Christian Bale (Trapaça) é um Batman verossímil e cheio de nuances, até hoje um dos melhores interpretes do personagem. Michael Caine (Despedida em Grande Estilo) é um Alfred humano, engraçado e paternal. Liam Neeson (Simplesmente Amor) se encaixa bem como mentor, nos dando um sentimento de perda quando o vemos ser o verdadeiro vilão da história. Gary Oldman (Drácula de Bram Stoker) como Gordon está perfeito. Morgan Freeman (Lucy) como Lucius Fox agrega mais camadas a veracidade da trama.

Batman Begins, 2005

Finalizando essa primeira parte da filmografia do diretor, temos The Prestige (no Brasil, O Grande Truque) um filme mágico, com o perdão da piada infame. O roteiro trata de dois mágicos rivais que são obcecados por criar o maior truque mágico já visto. Trata-se da adaptação do romance homônimo escrito por Christopher Priest e lançado em 2006.

Temos aqui uma excelente construção de época, o único filme do diretor que não se passa tem tempos contemporâneos (a exceção é seu próximo lançamento, Dunkirk) As atuações de Chistian Bale, Hugh Jackman (Logan) e Scarlett Johansson (Os Vingadores) são excelentes. O elenco conta ainda com a cereja do bolo, David Bowie, como Nicolas Tesla.

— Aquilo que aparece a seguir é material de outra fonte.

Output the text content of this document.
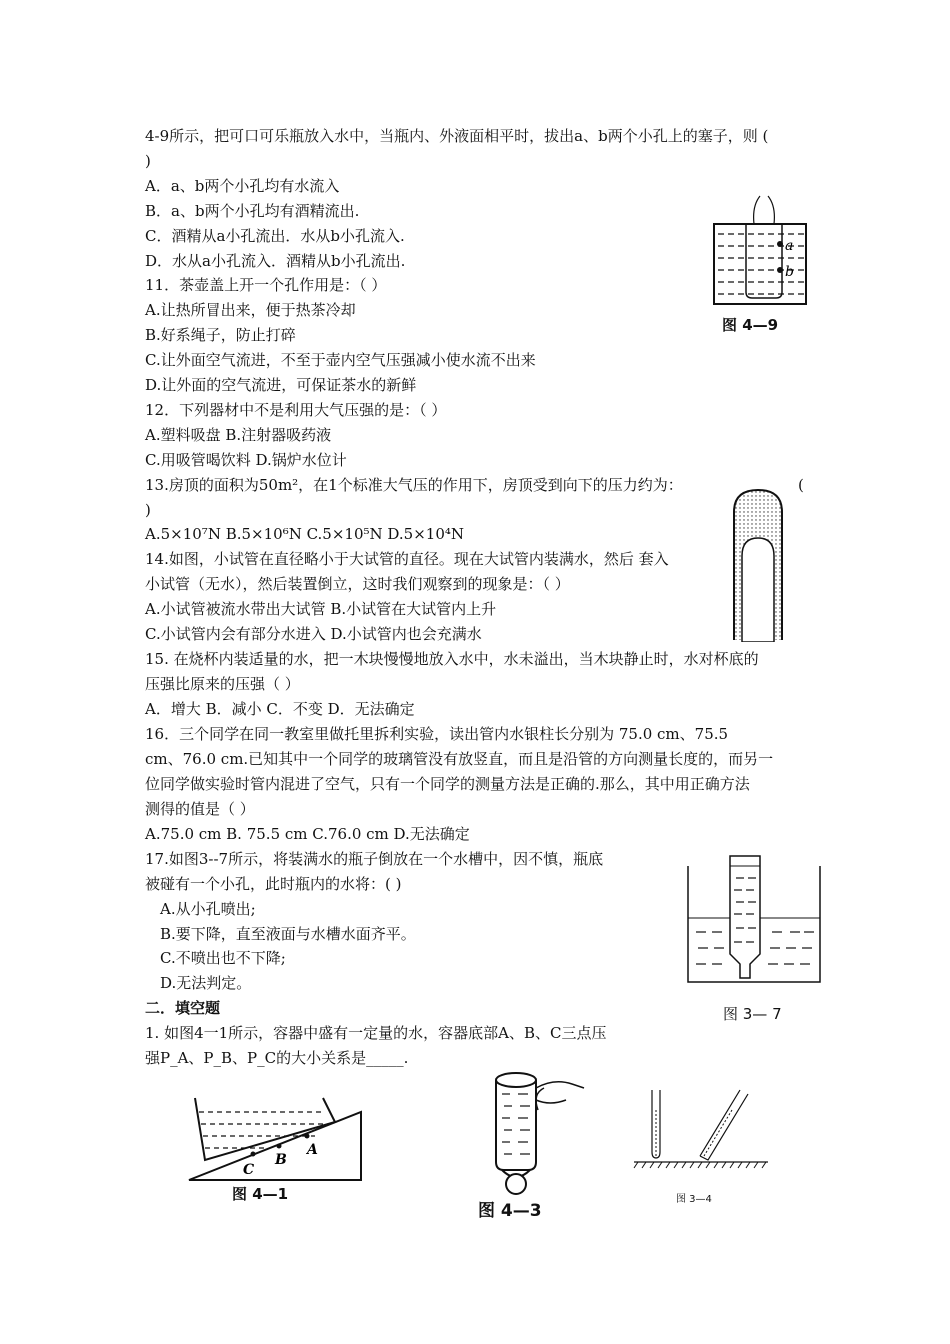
4-9所示，把可口可乐瓶放入水中，当瓶内、外液面相平时，拔出a、b两个小孔上的塞子，则 (
)
A．a、b两个小孔均有水流入
B．a、b两个小孔均有酒精流出.
C．酒精从a小孔流出．水从b小孔流入.
D．水从a小孔流入．酒精从b小孔流出.
11．茶壶盖上开一个孔作用是：（ ）
A.让热所冒出来，便于热茶冷却
B.好系绳子，防止打碎
C.让外面空气流进，不至于壶内空气压强减小使水流不出来
D.让外面的空气流进，可保证茶水的新鲜
12．下列器材中不是利用大气压强的是：（ ）
A.塑料吸盘 B.注射器吸药液
C.用吸管喝饮料 D.锅炉水位计
13.房顶的面积为50m²，在1个标准大气压的作用下，房顶受到向下的压力约为：	(
)
A.5×10⁷N B.5×10⁶N C.5×10⁵N D.5×10⁴N
14.如图，小试管在直径略小于大试管的直径。现在大试管内装满水，然后 套入
小试管（无水），然后装置倒立，这时我们观察到的现象是：（ ）
A.小试管被流水带出大试管 B.小试管在大试管内上升
C.小试管内会有部分水进入 D.小试管内也会充满水
15. 在烧杯内装适量的水，把一木块慢慢地放入水中，水未溢出，当木块静止时，水对杯底的
压强比原来的压强（ ）
A．增大 B．减小 C．不变 D．无法确定
16．三个同学在同一教室里做托里拆利实验，读出管内水银柱长分别为 75.0 cm、75.5
cm、76.0 cm.已知其中一个同学的玻璃管没有放竖直，而且是沿管的方向测量长度的，而另一
位同学做实验时管内混进了空气，只有一个同学的测量方法是正确的.那么，其中用正确方法
测得的值是（ ）
A.75.0 cm B. 75.5 cm C.76.0 cm D.无法确定
17.如图3--7所示，将装满水的瓶子倒放在一个水槽中，因不慎，瓶底
被碰有一个小孔，此时瓶内的水将：( )
A.从小孔喷出;
B.要下降，直至液面与水槽水面齐平。
C.不喷出也不下降;
D.无法判定。
二．填空题
1. 如图4一1所示，容器中盛有一定量的水，容器底部A、B、C三点压
强P_A、P_B、P_C的大小关系是_____.
a
b
图 4—9
图 3— 7
A
B
C
图 4—1
图 4—3
图 3—4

Uma obra sobre rivalidade, limites para a obsessão e a busca pela perfeição. Um excelente sci-fi, que estabeleceu Nolan no gênero que parece ser seu favorito. Aliás, o que seria da ficção científica moderna sem Nolan? Filmes como A Origem e Interestelar deram um novo fôlego para a temática, criando todo um novo contexto a ser abordado e colocado nos holofotes. Mas isso é assunto para a nossa parte 2.